NODM 2030
Start date: Aug 30, 2015,
End date: Aug 29, 2017
PROJECT
FINISHED
The NODM 2030 stems from the need to involve young people in the discussion of those who were the real results of the implementation of the Millennium Development Goals in the European Year of Development and, on the other hand, to discuss and reflect what should be the priorities for 2030 with concrete proposals mainly based on the reality of young Europeans, namely, Poles, Italians and Portuguese.
The Millennium Development Goals (MDGs) arose from the Declaration of the United Nations Millennium, adopted by the 191 member states on September 8th in 2000. Created in an effort to synthesize international agreements reached at various world summits over 90s (on the environment and development, women's rights, social development, racism, etc.), the Declaration has a number of concrete commitments that, if completed within the time allowed, according to the quantitative indicators that accompany them, should improve the destiny of humanity in this century.
Concrete and measurable, 8 Goals - with its 22 targets and 48 indicators - can be followed by everyone in every country; advances can be compared and evaluated at the national, regional and global scales; and the results can be demanded by the people from their representatives, both of which must work together to achieve the commitments made in 2000.
These objectives were to be completed by 2015. It is questionable whether the objectives will be met by the end of this year. In a mid-term review in 2010, the media said: "The MDG's target on slums has ignored more than a billion people in the last ten years, because only committed to improving the lives of 10 percent of the people who inhabit these neighborhoods . "
The Summit on the MDGs in 2010 did not address the causes of the lack of progress in achieving the MDGs. For example, the issue of unsafe abortion was ignored, despite being one of the causes of maternal mortality and therefore a serious threat to achieving the target MDG on maternal mortality.
Although the action plan to includes a positive note on combating gender discrimination, does not identify what governments should do to address discrimination and barriers faced by many other groups - including minorities, people with disabilities and Indigenous Peoples.

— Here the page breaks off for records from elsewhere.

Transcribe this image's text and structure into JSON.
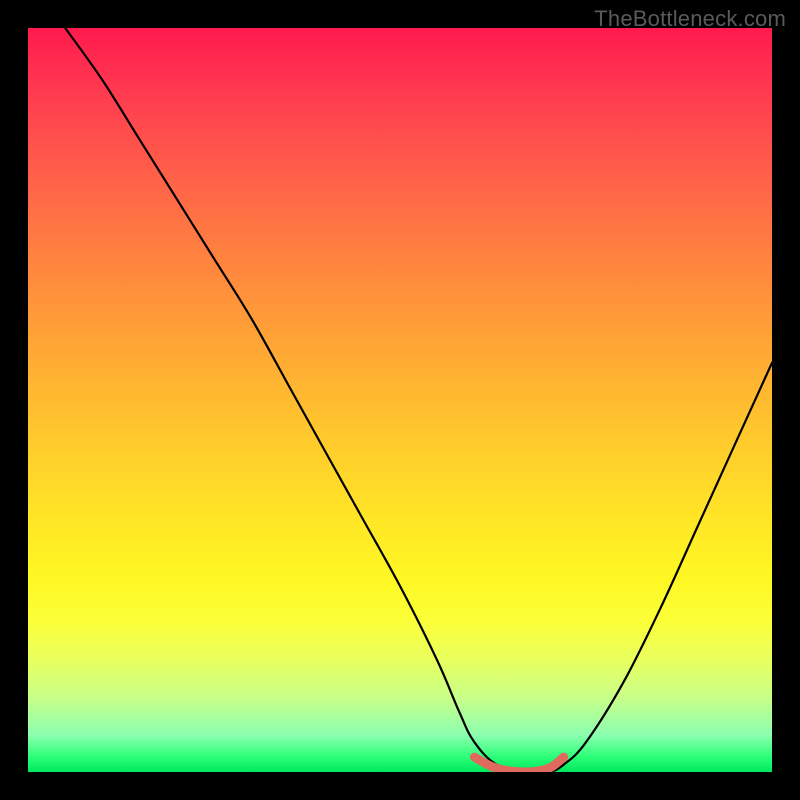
{
  "watermark": "TheBottleneck.com",
  "chart_data": {
    "type": "line",
    "title": "",
    "xlabel": "",
    "ylabel": "",
    "xlim": [
      0,
      100
    ],
    "ylim": [
      0,
      100
    ],
    "grid": false,
    "legend": false,
    "series": [
      {
        "name": "bottleneck-curve",
        "color": "#000000",
        "x": [
          5,
          10,
          15,
          20,
          25,
          30,
          35,
          40,
          45,
          50,
          55,
          58,
          60,
          63,
          67,
          70,
          72,
          75,
          80,
          85,
          90,
          95,
          100
        ],
        "y": [
          100,
          93,
          85,
          77,
          69,
          61,
          52,
          43,
          34,
          25,
          15,
          8,
          4,
          1,
          0,
          0,
          1,
          4,
          12,
          22,
          33,
          44,
          55
        ]
      },
      {
        "name": "optimal-range-marker",
        "color": "#e16a5f",
        "x": [
          60,
          63,
          67,
          70,
          72
        ],
        "y": [
          2,
          0.5,
          0,
          0.5,
          2
        ]
      }
    ],
    "gradient_stops": [
      {
        "pct": 0,
        "color": "#ff1a4d"
      },
      {
        "pct": 18,
        "color": "#ff5a4a"
      },
      {
        "pct": 42,
        "color": "#ffa436"
      },
      {
        "pct": 66,
        "color": "#ffe626"
      },
      {
        "pct": 85,
        "color": "#e8ff60"
      },
      {
        "pct": 100,
        "color": "#00e85c"
      }
    ]
  }
}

We can not think that the lack of achievement of the MDGs is only responsibility of the countries that do not belong to the "First World". In the partner countries of this project, European countries seen as advanced countries, there are also signs of difficulty to achieve the MDG's.
Almost half of the Portuguese population was at risk of poverty in 2001, according to the National Institute of Statistics (Instituto Nacuional de Estatística), which show that even after social transfers, almost 1.8 million people remained at risk.
The flow of immigration to Italy, especially in the South, is increasing the number of people in poverty and extreme poverty.
It's obviously, for us, that the MDGs and their targets are needed to guide policy and action in the International Community, but there are very real problems and areas of expertise that are beyond the current eight goals. It is in this logic that we want to propose Youth and the challenges that it faces as a central priority of the new millennium goals, especially having as a starting point the situation of young people in Italy, Poland and Portugal.
Thus we propose to resize the initial MDGs by introducing 3 new:
- The introduction of intergenerational non-formal education mechanisms as a way to promote social cohesion necessary after the crisis of 2008 and the gap generated between generations in recent decades;
- Guaranteed access to professional / vocational education solutions for young people with fewer opportunities based on the principles of sustainability and needs of each country;
- Take the Biodiversity as an integrating principle of all economic, environmental and structural policies in medium and long term.
We will involve 36 young people directly in the exchange, over a hundred in the preparatory process and dissemination, 4 continents, more than 10 direct and indirect partners and more than 10 cities.